Receita Federal volta a considerar metros cúbicos como medida para exportação de madeira

A Receita Federal do Brasil alterou os sistemas que controlam as Nomenclaturas Comum do Mercosul (NMC) e voltou a considerar a unidade de metro cúbico (m³) ao invés de quilograma (kg) para a exportação de produtos da madeira. Essa mudança só aconteceu após a interpelação do Fórum Nacional das Atividades de Base Florestal (FNBF) junto aos Ministérios da Fazenda e da Indústria, Comércio Exterior e Serviços, demonstrando as complicações e prejuízos ocasionados ao setor quando da alteração das medidas.

Nos ofícios enviados aos órgãos, a entidade relatou as complicações enfrentadas pelas indústrias que não estavam conseguindo emitir Nota Fiscal Eletrônica de venda ao mercado externo desde a atualização dos sistemas de acordo com a Nota Técnica NT 2016.003.v.1.4, emitida pela Receita Federal.

O principal argumento apresentado é de que o setor florestal, por décadas, utiliza a medida de metros cúbicos sendo considerada a mais adequada sob os aspectos ambientais, tributários e comerciais. Sistemática e historicamente, o metro cúbico é a unidade de medida considerada, tanto por imposição legal como também por ser a unidade comercial em prática nacional e internacionalmente. Baseada nesta medida foram instituídas as regras comerciais e as normas de controle da produção, extração, comercialização, controle efetivo dos estoques e transporte do produto.

Com a alteração das medidas pela Refeita Federal, feita à revelia de discussão com o setor, instalou-se uma situação de fragilidade e um cenário de incertezas quanto desenvolvimento econômico das atividades.
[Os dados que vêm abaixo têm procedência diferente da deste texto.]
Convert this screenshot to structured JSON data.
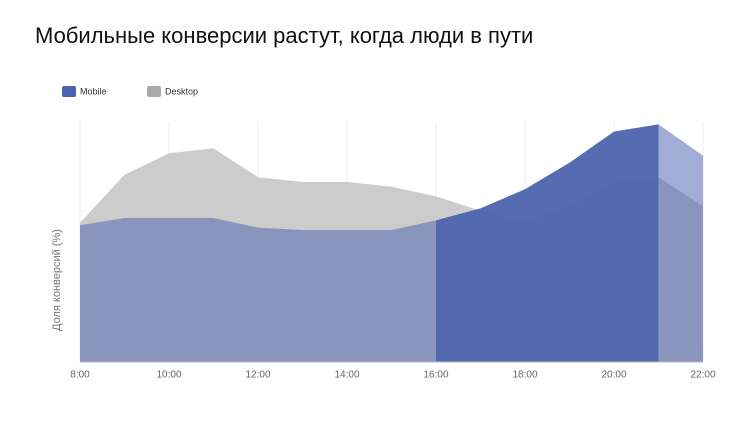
{
  "chart_data": {
    "type": "area",
    "title": "Мобильные конверсии растут, когда люди в пути",
    "y_label": "Доля конверсий (%)",
    "categories": [
      "8:00",
      null,
      "10:00",
      null,
      "12:00",
      null,
      "14:00",
      null,
      "16:00",
      null,
      "18:00",
      null,
      "20:00",
      null,
      "22:00"
    ],
    "series": [
      {
        "name": "Mobile",
        "color": "#4a62ad",
        "values": [
          57,
          60,
          60,
          60,
          56,
          55,
          55,
          55,
          59,
          64,
          72,
          83,
          96,
          99,
          86
        ]
      },
      {
        "name": "Desktop",
        "color": "#aaaaaa",
        "values": [
          58,
          78,
          87,
          89,
          77,
          75,
          75,
          73,
          69,
          63,
          58,
          65,
          75,
          77,
          65
        ]
      }
    ],
    "ylim": [
      0,
      100
    ],
    "highlight_range": [
      8,
      13
    ],
    "legend": "top-left"
  }
}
Diante da gravidade da situação, o FNBF iniciou um diálogo com os respectivos órgãos responsáveis, no sentido de reverter a alteração dessa norma, restabelecendo a ordem dos procedimentos.

O Fórum ainda está em diálogo com os órgãos fazendários para resolver outro problema com relação ao procedimento de despacho aduaneiro de exportação de produto florestal, no que se refere a Declaração Única de Exportação (DU-E), sobre a qual a Receita Federal passou a exigir emissão de Nota Fiscal por volume máximo de 01 (um) container. Com isso, todos aqueles que trabalham com lotes maiores acabam sendo prejudicados, pois são obrigados a emitir mais de uma Nota Fiscal e mais de uma Guia Florestal para o transporte/despacho.

Tal fato tem causado transtornos operacionais, elevação de custos de logística e dificuldades na comercialização para o exterior, uma vez que a prática economicamente viável é fazer uso de caminhões com capacidade para carregar 1,5 container, disponíveis no mercado. Além do que, todo o processo produtivo e de custos da indústria está adequado a esta capacidade de transporte.

Diante dos problemas, o FNBF solicitou a correção do procedimento imposto que vai na contramão da intenção do próprio governo federal de aumentar a pauta de exportações do país e tem desestimulado o setor de base florestal na atuação em comércio com o exterior.